The Environment Agency is set to begin the renewal of flood defence revetment this financial year, 2022/23, bringing huge improvements to the seafront and shoreline.

This £35 million project will renew Canvey Island’s existing flood defences along the 3-kilometre stretch of the Island’s southern seafront.

Canvey Island is a town, civil parish and reclaimed island in the Thames estuary, near Southend-on-Sea, in the Castle Point district, in the county of Essex.

This will ensure the Island is better protected against coastal erosion for a further 50 years, far more able to deal with the effects of climate change and rising sea levels.

The work will also include improved public access along the main walkway by widening it at the narrowest areas, providing passing areas at the bottom of steps and ramps.

New steps, information boards, markers and resurfacing of the pathway between Thorney Bay and Chapman Sands will also take place as part of the project.

This project is being funded as part of the Government’s £5.2 Billion Flood and Coastal and Erosion Investment Plan.

This Investment Plan sets out how 2,000 new schemes will be funded to protect 336,000 properties by 2027, to avoid £32 billion in economic damage and reduce the overall national flooding risk by up to 11%. This follows on from the Environment Agency’s successful rollout of the Government’s previous £2.6 billion Investment Plan from 2015-2021.

The work forms part of the Thames Estuary Asset Management 2100 Programme. This is a 10-year project to improve existing flood defences and is the single largest flood risk programme in the UK, repairing and replacing the most at-risk assets.

The ground level of Canvey Island is often below the daily high-water mark in the estuary, so the defences play a huge role every single day to manage the flooding risk to people, businesses and infrastructure on the Island.

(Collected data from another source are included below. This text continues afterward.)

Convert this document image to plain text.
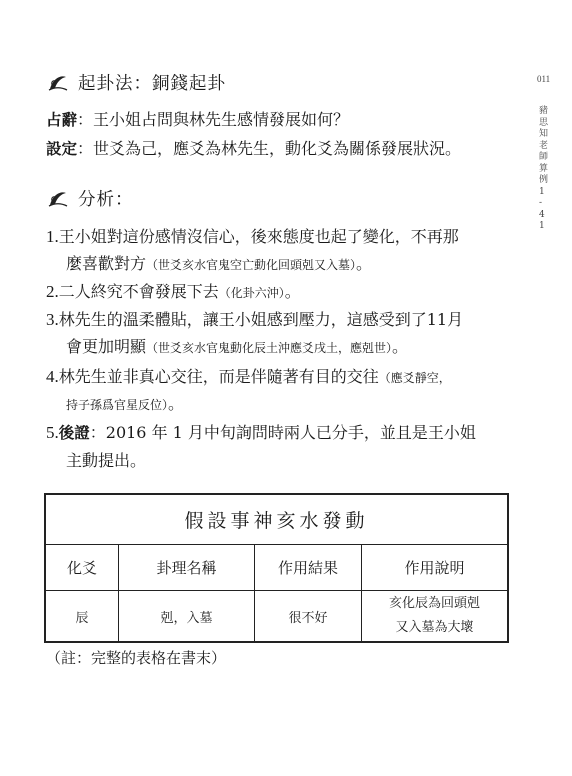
011
豬思知老師算例 1 - 41
起卦法：銅錢起卦
占辭：王小姐占問與林先生感情發展如何？
設定：世爻為己，應爻為林先生，動化爻為關係發展狀況。
分析：
1.王小姐對這份感情沒信心，後來態度也起了變化，不再那
麼喜歡對方（世爻亥水官鬼空亡動化回頭剋又入墓）。
2.二人終究不會發展下去（化卦六沖）。
3.林先生的溫柔體貼，讓王小姐感到壓力，這感受到了11月
會更加明顯（世爻亥水官鬼動化辰土沖應爻戌土，應剋世）。
4.林先生並非真心交往，而是伴隨著有目的交往（應爻靜空，
持子孫爲官星反位）。
5.後證：2016 年 1 月中旬詢問時兩人已分手，並且是王小姐
主動提出。
假設事神亥水發動			
化爻	卦理名稱	作用結果	作用說明
辰	剋，入墓	很不好	亥化辰為回頭剋
又入墓為大壞
（註：完整的表格在書末）
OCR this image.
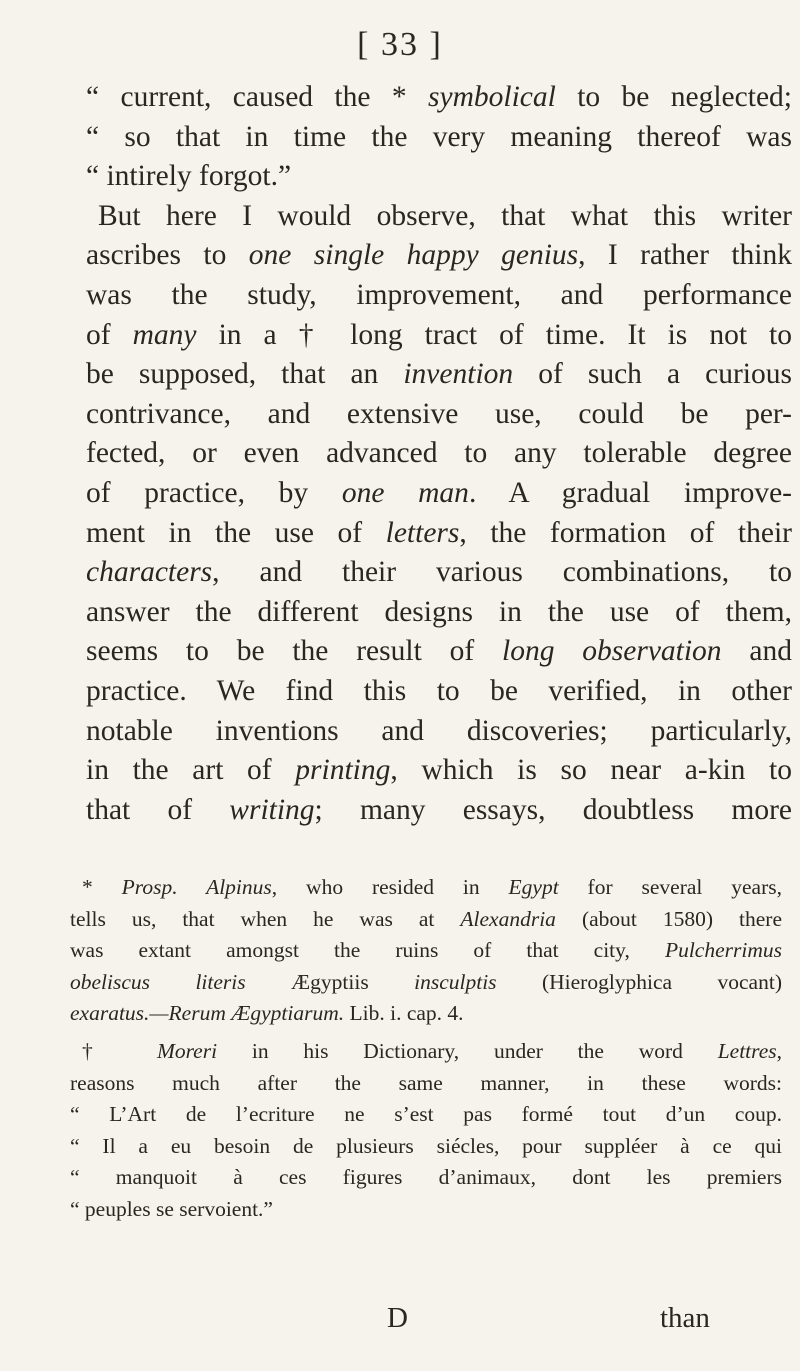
[ 33 ]
“ current, caused the * symbolical to be neglected;
“ so that in time the very meaning thereof was
“ intirely forgot.”
But here I would observe, that what this writer
ascribes to one single happy genius, I rather think
was the study, improvement, and performance
of many in a † long tract of time. It is not to
be supposed, that an invention of such a curious
contrivance, and extensive use, could be per-
fected, or even advanced to any tolerable degree
of practice, by one man. A gradual improve-
ment in the use of letters, the formation of their
characters, and their various combinations, to
answer the different designs in the use of them,
seems to be the result of long observation and
practice. We find this to be verified, in other
notable inventions and discoveries; particularly,
in the art of printing, which is so near a-kin to
that of writing; many essays, doubtless more
* Prosp. Alpinus, who resided in Egypt for several years,
tells us, that when he was at Alexandria (about 1580) there
was extant amongst the ruins of that city, Pulcherrimus
obeliscus literis Ægyptiis insculptis (Hieroglyphica vocant)
exaratus.—Rerum Ægyptiarum. Lib. i. cap. 4.
† Moreri in his Dictionary, under the word Lettres,
reasons much after the same manner, in these words:
“ L’Art de l’ecriture ne s’est pas formé tout d’un coup.
“ Il a eu besoin de plusieurs siécles, pour suppléer à ce qui
“ manquoit à ces figures d’animaux, dont les premiers
“ peuples se servoient.”
D	than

Sections of the current structure date back to the 1930s and therefore are in need of replacement, extending the high level of protection they are able to provide well into the future. The existing defences are however regularly inspected and maintained by the Environment Agency.

The renewal will take place between Thorney Bay and Canvey Island Yacht Club (see map).

The construction is anticipated to take 2.5 years to complete. This is because the work has to be completed during the low-tide window, typically lasting 5 hours a day.

The work will be completed in phases to minimise disruption to the community and the tourism industry on the Island.